Topic: Problem selecting proper resource


view this post on Zulip Michael Levy (Apr 01 2022 at 14:57):

I'm not sure if this is a dask problem, a JupyterHub problem, or a PBS issue... @Jared Baker, I'm tagging you in case it's a Hub or PBS problem, since I don't know if you check out this channel regularly. I was chatting with @Holly Olivarez, who ran into this issue first, but I was able to reproduce it on my own:

from dask_jobqueue import PBSCluster
from dask.distributed import Client

cluster = PBSCluster(
    cores=36,
    memory='300 GB',
    processes=9,
    resource_spec='select=1:ncpus=36:mem=300GB',
)

cluster.scale(1)

Works fine

client = Client(cluster)

fails with

RuntimeError: Command exited with non-zero exit code.
Exit code: 1
Command:
qsub /glade/scratch/mlevy/tmpdir/tmpaxepzplf.sh
stdout:
There was a problem selecting the proper resource. Please open a research computing ticket.

stderr:

this is dask 2022.01.0, not sure if it would be useful to have version numbers from anything else. I was using the Hub to run from a Casper PBS node, and Holly was on the Casper login node.

Has anyone seen this before? As mentioned early in this stream (but a different topic), this PBSCluster() command was working fine just a few days ago... I believe out of the same conda environment I'm using to reproduce Holly's error.

view this post on Zulip Jared Baker (Apr 01 2022 at 14:58):

where are you running on? JupyterHub Stable?

view this post on Zulip Michael Levy (Apr 01 2022 at 14:59):

yup, JupyterHub Stable

view this post on Zulip Jared Baker (Apr 01 2022 at 15:00):

okay. I know where that message comes from.
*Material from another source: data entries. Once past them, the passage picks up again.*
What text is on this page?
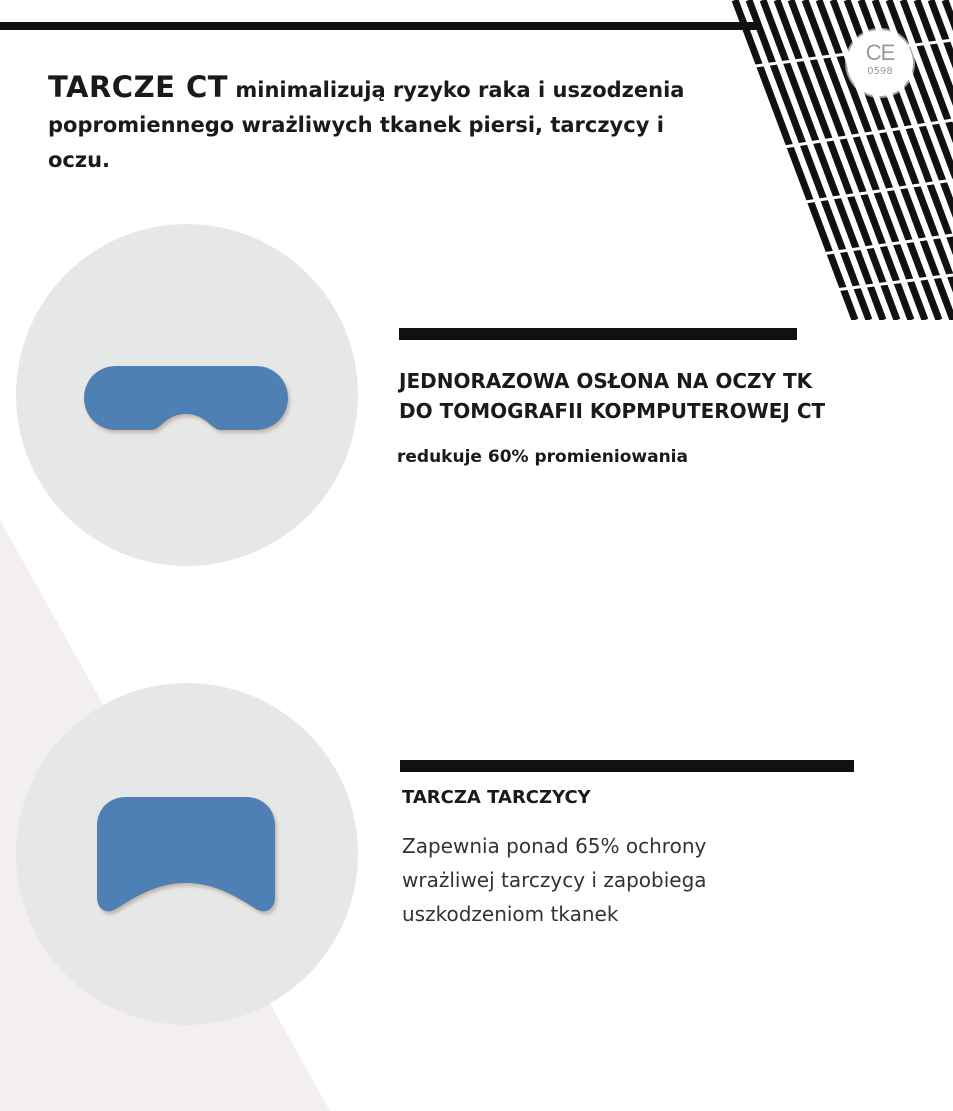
CE
0598

TARCZE CT minimalizują ryzyko raka i uszodzenia popromiennego wrażliwych tkanek piersi, tarczycy i oczu.

JEDNORAZOWA OSŁONA NA OCZY TK
DO TOMOGRAFII KOPMPUTEROWEJ CT

redukuje 60% promieniowania

TARCZA TARCZYCY

Zapewnia ponad 65% ochrony
wrażliwej tarczycy i zapobiega
uszkodzeniom tkanek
Give me just a few seconds.

view this post on Zulip Jared Baker (Apr 01 2022 at 15:05):

What about now?

view this post on Zulip Michael Levy (Apr 01 2022 at 15:09):

looks like it's working, thanks! (I needed to add the queue argument, but that's probably an issue in my configuration :)

view this post on Zulip Matt Long (Apr 01 2022 at 15:58):

Yeah, it looks to me like the queuing system was not getting sufficient information (i.e., the queue!).


Last updated: May 16 2025 at 17:14 UTC